Debtor and her husband entered into a promissory note secured by a mortgage in the purchase of their home. In June 2004, they defaulted on the loan. Two months later, Debtor’s husband passed away. In November 2004, Creditor filed an executory proceeding to perfect the seizure and sale of the property. After filing the suit, Creditor’s Counsel received the original promissory note which was marked with an unsigned stamp indicating the note was paid and cancelled. He also received correspondence from Debtor’s counsel stating that the foreclosure was improperly supported, yet Creditor continued to move forward with the seizure. In December 2004, the sheriff’s office delivered a notice of seizure, and Debtor moved out of the dwelling. Debtor successfully sought injunctive relief, arguing that the promissory note and mortgage were not in authentic form as they were executed in front of only one witness. Creditor then filed an ordinary proceeding seeking enforcement of the note and mortgage.

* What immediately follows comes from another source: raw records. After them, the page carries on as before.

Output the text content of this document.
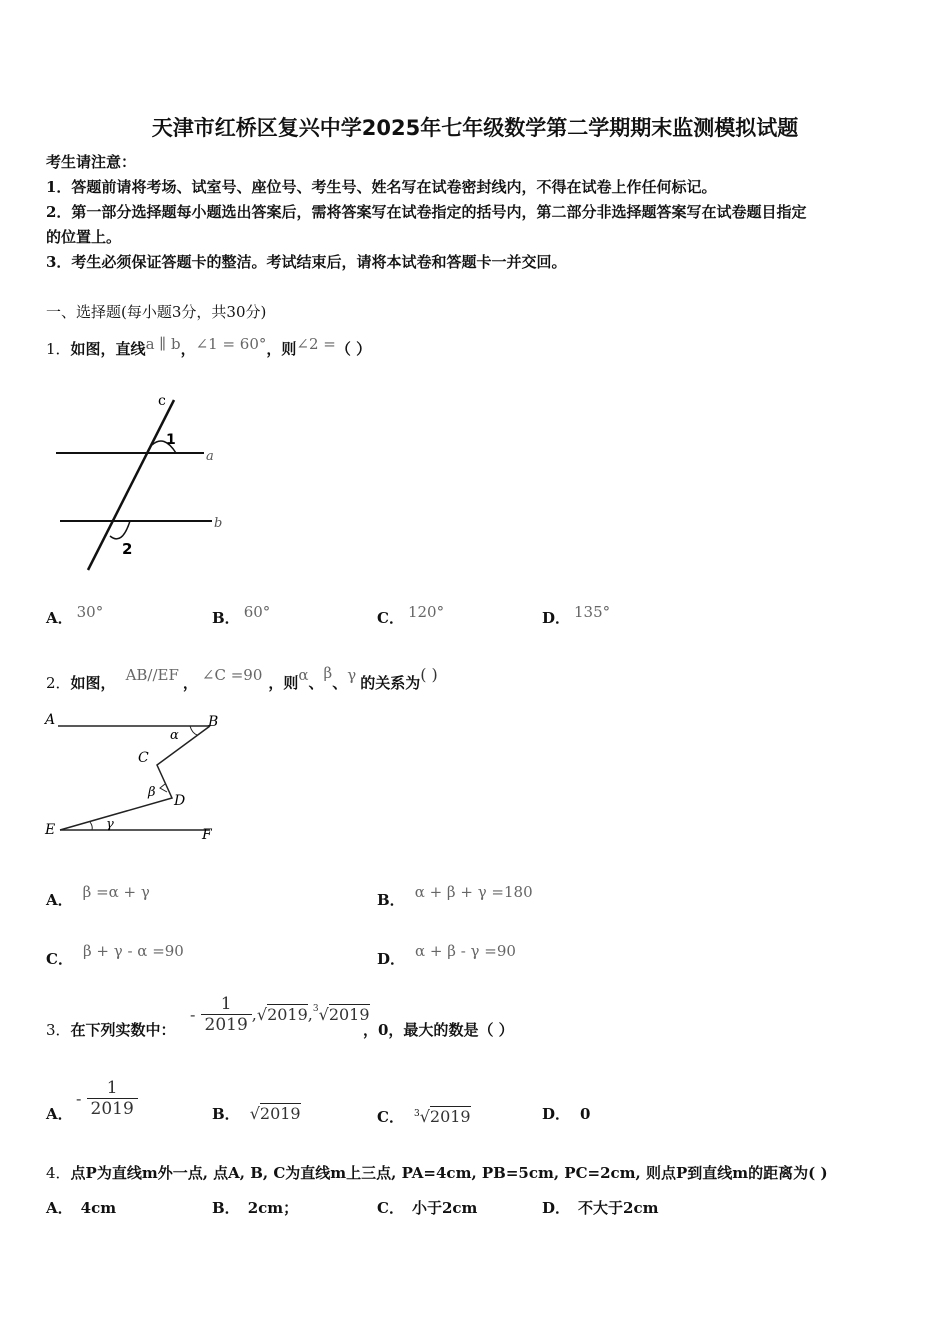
天津市红桥区复兴中学2025年七年级数学第二学期期末监测模拟试题
考生请注意：
1．答题前请将考场、试室号、座位号、考生号、姓名写在试卷密封线内，不得在试卷上作任何标记。
2．第一部分选择题每小题选出答案后，需将答案写在试卷指定的括号内，第二部分非选择题答案写在试卷题目指定
的位置上。
3．考生必须保证答题卡的整洁。考试结束后，请将本试卷和答题卡一并交回。
一、选择题(每小题3分，共30分)
1．如图，直线a ∥ b，∠1 = 60°，则∠2 =（ ）
c
a
b
1
2
A． 30°	B． 60°	C． 120°	D． 135°
2．如图， AB//EF ， ∠C =90 ，则α、β、γ 的关系为( )
A	B
C
D
E	F
α
β
γ
A． β =α + γ	B． α + β + γ =180
C． β + γ - α =90	D． α + β - γ =90
3．在下列实数中：
- $\frac{1}{2019} ,√2019,^3√2019$
，0，最大的数是（ ）
A．
- $\frac{1}{2019}$	B． √2019	C． $^3$√2019	D． 0
4．点P为直线m外一点, 点A, B, C为直线m上三点, PA=4cm, PB=5cm, PC=2cm, 则点P到直线m的距离为( )
A． 4cm	B． 2cm；	C． 小于2cm	D． 不大于2cm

Debtor filed incidental demands against Creditor, the mortgagee, and Creditor’s Counsel, and Creditor was ultimately successful in having Debtor’s claims dismissed. On appeal, the Louisiana Third Circuit reversed finding that Debtor’s allegations were sufficient to establish that Creditor and its Counsel were state actors subject to liability for seizure of Debtor’s home under 42 U.S.C. § 1983. Debtor settled with Creditor and the mortgagee, and amended her incidental demand against Creditor’s Counsel to include a claim under § 1983. Creditor’s Counsel filed for summary judgment which was granted. However, the Third Circuit again reversed, ruling that genuine issues of material fact existed as to whether Creditor’s Counsel intentionally took measures that resulted in an invasion of Debtor’s property rights as he was put on notice that the executory proceeding was improper.
Finally, on appeal to the Louisiana Supreme Court, the denial of summary judgment was reversed and the ruling reinstated, dismissing the Debtor’s § 1983 claim against Creditor’s Counsel. The Court found that there was a constitutional seizure of Debtor’s property as she was given sufficient opportunity to contest the seizure, and in fact was successful. The fact that the mortgage was not in authentic form was a latent defect, and not the fault of Creditor’s Counsel who merely petitioned for executory process. Finally, the Court found that no evidence existed indicating that Creditor’s Counsel acted with specific intent to harm Debtor, and any negligence on the part of Creditor’s Counsel was not grounds to make him liable to a non-client.